Multisets that necessarily contain certain \(K\) values can be constructed by combining those \(K\) values each taken once and a multiset of size \(X - K\). The \(K\) values taken once can be obtained by adding \(0, 1, \ldots, K - 1\) to the elements of a multiset of size \(K\) and maximum value at most \(M - K + 1\) from smallest to largest, so we can count them by considering \(\binom{M + 1}{K}_q\). The multisets of size \(X - K\) is counted by \(\binom{X + M - K}{X - K}_q\), so \(g(K)\) is the coefficient of \(q^{Y - \frac{K(K - 1)}{2}}\) in \(h_K = \binom{M + 1}{K}_q \binom{X + M - K}{X - K}_q\).
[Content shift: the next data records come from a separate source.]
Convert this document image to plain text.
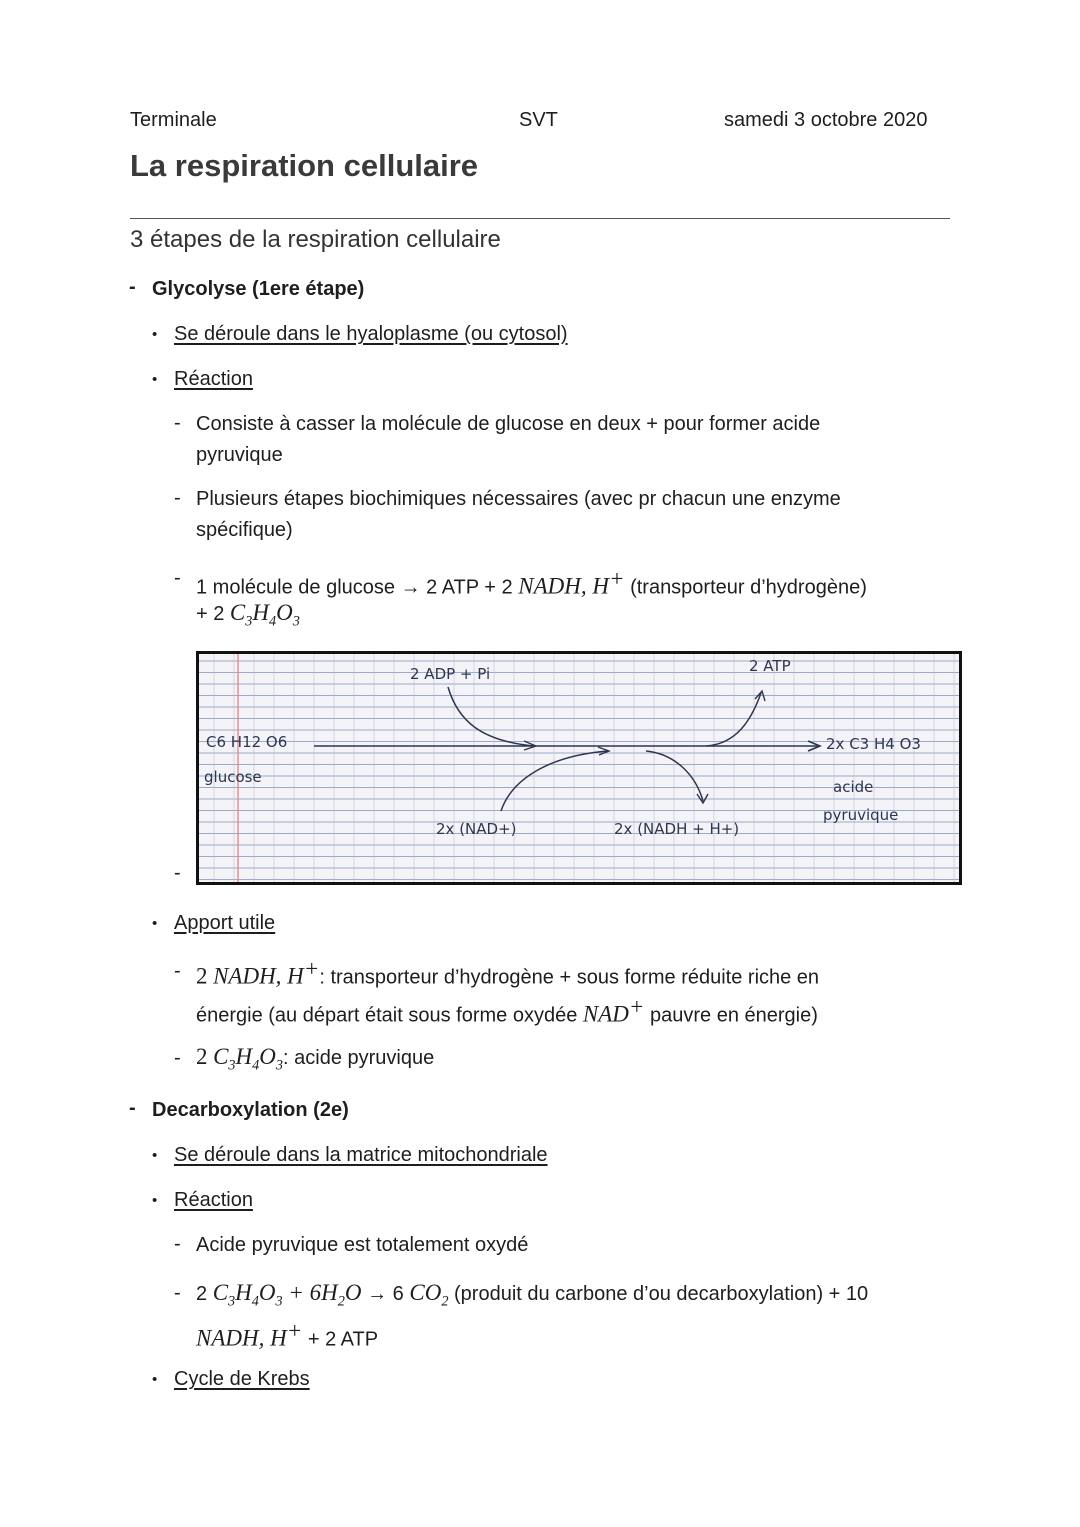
Terminale	SVT	samedi 3 octobre 2020
La respiration cellulaire
3 étapes de la respiration cellulaire
- Glycolyse (1ere étape)
• Se déroule dans le hyaloplasme (ou cytosol)
• Réaction
- Consiste à casser la molécule de glucose en deux + pour former acide
pyruvique
- Plusieurs étapes biochimiques nécessaires (avec pr chacun une enzyme
spécifique)
- 1 molécule de glucose → 2 ATP + 2 NADH, H+ (transporteur d’hydrogène)
+ 2 $C_3H_4O_3$
2 ADP + Pi	2 ATP
C6 H12 O6
glucose
2x C3 H4 O3
acide
pyruvique
2x (NAD+)	2x (NADH + H+)
-
• Apport utile
- 2 NADH, H+: transporteur d’hydrogène + sous forme réduite riche en
énergie (au départ était sous forme oxydée NAD+ pauvre en énergie)
- 2 $C_3H_4O_3$: acide pyruvique
- Decarboxylation (2e)
• Se déroule dans la matrice mitochondriale
• Réaction
- Acide pyruvique est totalement oxydé
- 2 $C_3H_4O_3 + 6H_2O \to 6$ $CO_2$ (produit du carbone d’ou decarboxylation) + 10
NADH, H+ + 2 ATP
• Cycle de Krebs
We can compute \(h_1\) using formal power series operations by considering \(h_1' = \log h_1\), computing the product of \((1 - q^i)\) by seeing it as the sum of \(\log(1 - q^i)\), and then finding \(h_1 = \exp(h_1')\), which can be done in \(\mathrm{O}(Y \log Y)\) time. Also, if we find \(h_2, \ldots, h_K\) in order, the differences involve multiplication/division of a constant number of \((1 - q^i)\), so each computation can be done in \(\mathrm{O}(V)\) time. Recalling that the range of \(K\) is \(\mathrm{O}(\sqrt{V})\), the total computation can be done in \(\mathrm{O}(V \sqrt{V})\).